Se preguntaba vagamente cómo sería posible hacer esto. En la edad madura, las tentaciones aparecían sin mayor insistencia, como un niño pobre que pide sus regalos de navidad en febrero por la simple razón de no haberlos recibido en diciembre. No tenía más intención de sucumbir a las tentaciones que la que tenía de adquirir los cuchillos de pescado y las estolas de piel que las damas se ven obligadas a sacrificar a través de las columnas de avisos durante doce meses al año. Sin embargo, había algo impresionante en su voluntaria renuncia a posibles enormidades latentes. Lady Anne no dio señales de estar impresionada.
Egbert la miró nervioso a través de sus anteojos. Llevar la peor parte de una discusión con ella no era experiencia nueva. Llevar la peor parte de un monólogo era una novedad humillante.

-Debo ir a vestirme para la cena -anunció en un tono en el que intentó poner alguna sombra de severidad. Antes de cerrar la puerta, un acceso final de debilidad lo impulsó a hacer un nuevo intento:
-¿No estamos comportándonos como unos tontos?

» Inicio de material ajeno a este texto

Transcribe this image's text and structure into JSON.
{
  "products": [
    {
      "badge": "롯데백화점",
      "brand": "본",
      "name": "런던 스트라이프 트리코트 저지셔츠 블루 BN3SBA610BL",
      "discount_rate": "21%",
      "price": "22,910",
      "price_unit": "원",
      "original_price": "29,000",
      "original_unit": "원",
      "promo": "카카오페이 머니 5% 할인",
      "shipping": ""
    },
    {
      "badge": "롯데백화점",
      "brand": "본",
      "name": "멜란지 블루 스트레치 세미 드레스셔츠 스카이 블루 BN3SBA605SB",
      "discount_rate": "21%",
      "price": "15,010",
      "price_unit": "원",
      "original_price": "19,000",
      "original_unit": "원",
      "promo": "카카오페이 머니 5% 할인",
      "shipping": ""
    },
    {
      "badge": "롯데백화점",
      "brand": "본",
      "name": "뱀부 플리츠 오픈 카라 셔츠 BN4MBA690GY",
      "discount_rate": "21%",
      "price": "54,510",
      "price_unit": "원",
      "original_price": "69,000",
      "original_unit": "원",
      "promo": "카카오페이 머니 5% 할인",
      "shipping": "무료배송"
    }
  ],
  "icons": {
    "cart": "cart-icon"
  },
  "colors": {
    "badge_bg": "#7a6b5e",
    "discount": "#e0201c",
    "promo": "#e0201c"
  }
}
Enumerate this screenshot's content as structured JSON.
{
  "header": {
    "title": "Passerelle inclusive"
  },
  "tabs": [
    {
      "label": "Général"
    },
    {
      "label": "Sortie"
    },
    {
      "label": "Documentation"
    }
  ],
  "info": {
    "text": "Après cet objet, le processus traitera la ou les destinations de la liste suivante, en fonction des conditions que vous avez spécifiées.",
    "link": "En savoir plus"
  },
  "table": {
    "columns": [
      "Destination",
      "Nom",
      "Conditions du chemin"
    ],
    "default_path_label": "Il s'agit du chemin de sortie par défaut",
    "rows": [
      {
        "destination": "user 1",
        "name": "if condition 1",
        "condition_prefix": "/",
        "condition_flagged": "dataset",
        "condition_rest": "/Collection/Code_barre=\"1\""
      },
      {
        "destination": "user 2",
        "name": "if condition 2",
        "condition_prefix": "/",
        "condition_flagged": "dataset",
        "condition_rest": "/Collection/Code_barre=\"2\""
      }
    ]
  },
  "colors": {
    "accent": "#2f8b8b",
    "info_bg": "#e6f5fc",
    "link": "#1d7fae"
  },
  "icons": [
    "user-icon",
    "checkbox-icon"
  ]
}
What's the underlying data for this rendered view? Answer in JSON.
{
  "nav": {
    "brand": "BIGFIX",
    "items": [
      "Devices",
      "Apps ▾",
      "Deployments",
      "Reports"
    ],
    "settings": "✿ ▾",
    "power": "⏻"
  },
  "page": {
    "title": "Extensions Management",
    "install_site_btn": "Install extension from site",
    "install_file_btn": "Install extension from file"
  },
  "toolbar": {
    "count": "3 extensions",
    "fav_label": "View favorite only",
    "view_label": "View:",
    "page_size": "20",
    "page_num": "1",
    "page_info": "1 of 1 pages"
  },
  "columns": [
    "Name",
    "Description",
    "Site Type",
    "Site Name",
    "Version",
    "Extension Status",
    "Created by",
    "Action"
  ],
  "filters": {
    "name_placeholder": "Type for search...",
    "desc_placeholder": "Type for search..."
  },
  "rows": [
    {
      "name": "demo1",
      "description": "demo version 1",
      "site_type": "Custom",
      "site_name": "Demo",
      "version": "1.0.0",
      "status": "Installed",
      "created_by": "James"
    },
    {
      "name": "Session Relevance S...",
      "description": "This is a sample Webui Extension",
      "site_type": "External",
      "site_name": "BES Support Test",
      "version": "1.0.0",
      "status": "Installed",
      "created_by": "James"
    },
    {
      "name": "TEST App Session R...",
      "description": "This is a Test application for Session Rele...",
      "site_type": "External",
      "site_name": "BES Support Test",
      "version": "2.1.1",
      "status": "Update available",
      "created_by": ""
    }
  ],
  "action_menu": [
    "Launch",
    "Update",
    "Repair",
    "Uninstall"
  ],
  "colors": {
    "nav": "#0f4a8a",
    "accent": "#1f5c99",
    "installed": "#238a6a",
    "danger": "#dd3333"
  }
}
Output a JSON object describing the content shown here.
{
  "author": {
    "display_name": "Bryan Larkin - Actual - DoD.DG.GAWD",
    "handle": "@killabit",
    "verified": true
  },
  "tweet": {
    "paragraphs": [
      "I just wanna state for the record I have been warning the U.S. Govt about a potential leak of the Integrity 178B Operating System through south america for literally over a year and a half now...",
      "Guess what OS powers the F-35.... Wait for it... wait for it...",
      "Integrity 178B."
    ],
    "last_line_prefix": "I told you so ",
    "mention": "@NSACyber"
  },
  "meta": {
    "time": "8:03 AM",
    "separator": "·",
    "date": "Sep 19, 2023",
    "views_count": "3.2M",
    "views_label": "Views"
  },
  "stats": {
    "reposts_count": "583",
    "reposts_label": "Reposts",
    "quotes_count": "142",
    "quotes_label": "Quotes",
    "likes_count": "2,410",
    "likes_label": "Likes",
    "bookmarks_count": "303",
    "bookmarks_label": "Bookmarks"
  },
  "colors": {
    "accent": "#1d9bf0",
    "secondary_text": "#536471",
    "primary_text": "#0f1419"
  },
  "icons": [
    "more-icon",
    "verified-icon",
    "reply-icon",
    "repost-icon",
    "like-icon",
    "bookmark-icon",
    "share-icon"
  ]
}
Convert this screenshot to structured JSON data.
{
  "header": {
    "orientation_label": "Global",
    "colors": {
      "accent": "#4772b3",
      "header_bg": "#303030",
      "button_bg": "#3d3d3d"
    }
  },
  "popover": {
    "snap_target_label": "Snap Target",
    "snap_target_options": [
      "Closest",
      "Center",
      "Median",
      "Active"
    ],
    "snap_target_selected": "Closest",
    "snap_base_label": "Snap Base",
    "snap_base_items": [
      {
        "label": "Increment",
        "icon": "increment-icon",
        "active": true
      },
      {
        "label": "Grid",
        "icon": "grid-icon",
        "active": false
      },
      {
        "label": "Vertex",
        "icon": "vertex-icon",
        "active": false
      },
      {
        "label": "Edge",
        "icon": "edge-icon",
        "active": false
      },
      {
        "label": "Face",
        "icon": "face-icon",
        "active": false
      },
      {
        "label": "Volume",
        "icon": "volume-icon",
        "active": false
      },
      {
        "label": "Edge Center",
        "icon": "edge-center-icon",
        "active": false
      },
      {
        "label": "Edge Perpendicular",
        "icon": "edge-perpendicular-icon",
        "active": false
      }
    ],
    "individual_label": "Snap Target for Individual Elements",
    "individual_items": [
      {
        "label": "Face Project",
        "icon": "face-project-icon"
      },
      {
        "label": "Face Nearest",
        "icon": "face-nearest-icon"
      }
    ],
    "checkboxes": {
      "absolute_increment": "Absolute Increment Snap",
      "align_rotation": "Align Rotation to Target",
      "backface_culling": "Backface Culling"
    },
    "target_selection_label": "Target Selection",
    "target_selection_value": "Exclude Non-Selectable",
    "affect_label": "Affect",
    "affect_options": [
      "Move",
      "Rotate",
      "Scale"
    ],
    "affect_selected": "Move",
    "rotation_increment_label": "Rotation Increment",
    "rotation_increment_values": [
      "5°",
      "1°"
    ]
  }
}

-Como un tonto, sí -fue el comentario mental de Don Tarquino al cerrarse la puerta detrás de Egbert. Luego levantó en el aire sus patas aterciopeladas y saltó suavemente sobre un estante de libros inmediatamente inferior a la jaula del pardillo. Era la primera vez que parecía notar la existencia del pájaro, pero estaba llevando a cabo un plan de acción largamente meditado. El pardillo, que se había creído una especie de déspota, se encogió de repente hasta casi la tercera parte de su tamaño normal, para sucumbir luego con un inútil aleteo y estridentes chillidos. Había costado 27 chelines sin la jaula, pero Lady Anne no dio señales de intervenir. Hacía dos horas que estaba muerta.